Elvis is an awesome little dog. I was glad to have met him.

(Shot with the Nikon D300 using the 50mm lens; aperture-priority, with aperture set to f/2.8 (top) and f/4.5 (bottom); camera chose shutter speed of 1/100 second (top) and 1/60 second (bottom) at ISO 800; matrix-metered; auto white balance; shot in RAW; processed in Lightroom.)

Sunday, February 5, 2012

Sadie #43

I made a more concerted attempt to get a picture of Sadie today. When she followed me into our bedroom and waited for me to do something with her, I had the camera ready. The light bouncing off our wood floor and coming through our windows had a nice effect on her. But she still didn't look quite right. Then, a car outside revved its engine a few times, which caught Sadie's attention.


When I imported the picture into Lightroom I was perfectly willing to leave it in color. But the wood floor reflected an orange cast on the underside of Sadie's face. So I thought I'd see what I'd get if I converted the image to black-and-white. I made a few exposure adjustments, added some sharpness to her face, and used the Iris Enhance adjustment preset to her eyes.

This is the 43rd picture I've taken of Sadie this year.

(Shot with the Nikon D300 using the 50mm lens; aperture-priority, with aperture set to f/2; camera chose shutter of 1/640 second at ISO 400; center-weighted metered; auto white balance; normal JPG.)

Indy and the mixed message

I recently made this photo of Indy my Facebook cover photo. After I did that it was pointed out to me by a friend of mine that the words "Friendly Friendly", stitched on the base of this cat tent, and Indy's expression are in opposition.

Indy plots for world domination -- but where can he get a pair of thumbs? 

I hadn't noticed the words until now.

Oh, and Indy often looks like this. I don't suppose we'll ever know why.

(Shot with the Nikon D300 using the 18-200mm zoom and the SB-400 flash bounced off the ceiling; program mode; camera chose shutter speed of 1/60 second at f/5 at ISO 1000; slow-sync; auto white balance; normal JPG.)

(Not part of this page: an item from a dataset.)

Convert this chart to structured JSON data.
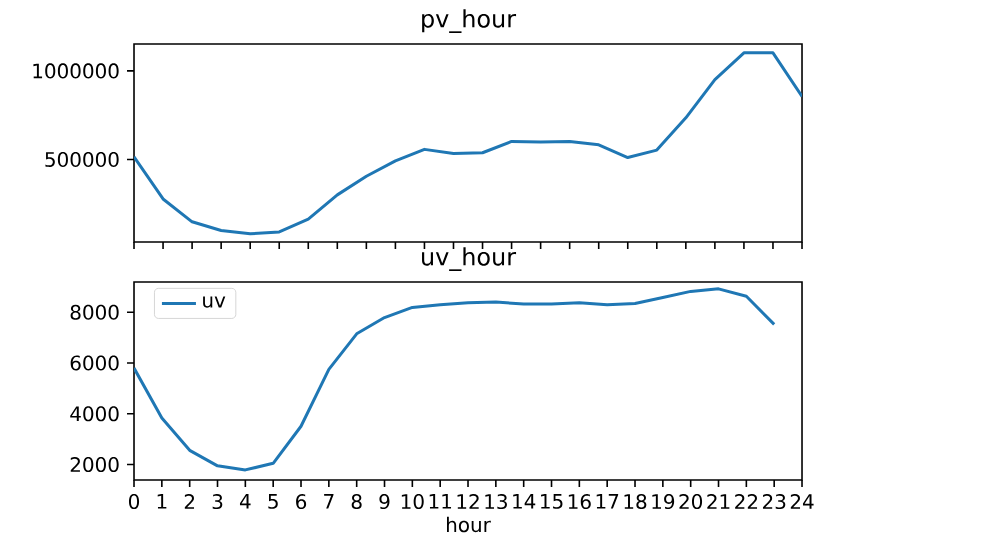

Saturday, February 4, 2012

Katie #48

When I went out in our backyard a couple of days ago with Sadie and Katie I was hoping to get a decent picture of either of them. I tried to concentrate on Sadie since I had not taken anything that I liked lately, but again it did not work out. So I started trying to get Katie's attention but she would not look at me in a way that I liked. But Gayle, who was inside and noticed what I was attempting to do, started tapping on the big sliding glass window that Katie and I were standing next to. Katie turned to look at Gayle, so I took a few shots.

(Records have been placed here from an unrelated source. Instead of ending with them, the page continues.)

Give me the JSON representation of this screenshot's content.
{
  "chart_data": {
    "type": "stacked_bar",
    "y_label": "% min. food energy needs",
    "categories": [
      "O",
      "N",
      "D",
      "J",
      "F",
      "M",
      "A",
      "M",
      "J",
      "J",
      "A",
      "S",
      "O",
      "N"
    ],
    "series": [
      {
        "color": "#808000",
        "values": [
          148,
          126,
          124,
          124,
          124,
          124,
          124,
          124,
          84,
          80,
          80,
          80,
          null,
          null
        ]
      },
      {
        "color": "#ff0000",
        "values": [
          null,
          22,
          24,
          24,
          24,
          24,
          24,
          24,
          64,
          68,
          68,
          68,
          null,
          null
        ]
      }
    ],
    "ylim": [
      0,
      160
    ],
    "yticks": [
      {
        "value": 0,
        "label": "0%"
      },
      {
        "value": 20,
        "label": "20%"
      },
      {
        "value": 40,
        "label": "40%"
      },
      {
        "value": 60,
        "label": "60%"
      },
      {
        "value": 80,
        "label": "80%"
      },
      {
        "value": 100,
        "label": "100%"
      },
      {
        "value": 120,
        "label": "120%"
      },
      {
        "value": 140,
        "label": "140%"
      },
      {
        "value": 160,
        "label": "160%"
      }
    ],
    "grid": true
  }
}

Yes, it's preferable to be at eye-level with your dog when you take its picture, but I thought if I did that on this occasion the resulting background would have been too distracting. Instead, I aimed down towards Katie, using a somewhat large aperture (f/2.8) to blur the stones behind her. After I imported it into Lightroom, I adjusted the color temperature up to get rid of the bluish cast you get in open shade, and used the Iris Enhance adjustment brush preset to lighten up Katie's eyes.

By the way, this is the 48th picture I've taken of Katie this year.

(Shot with the Nikon D300 using the 50mm lens; aperture-priority, with aperture set to f/2.8; camera chose shutter speed of 1/200 at ISO 400; auto white balance; normal JPG.)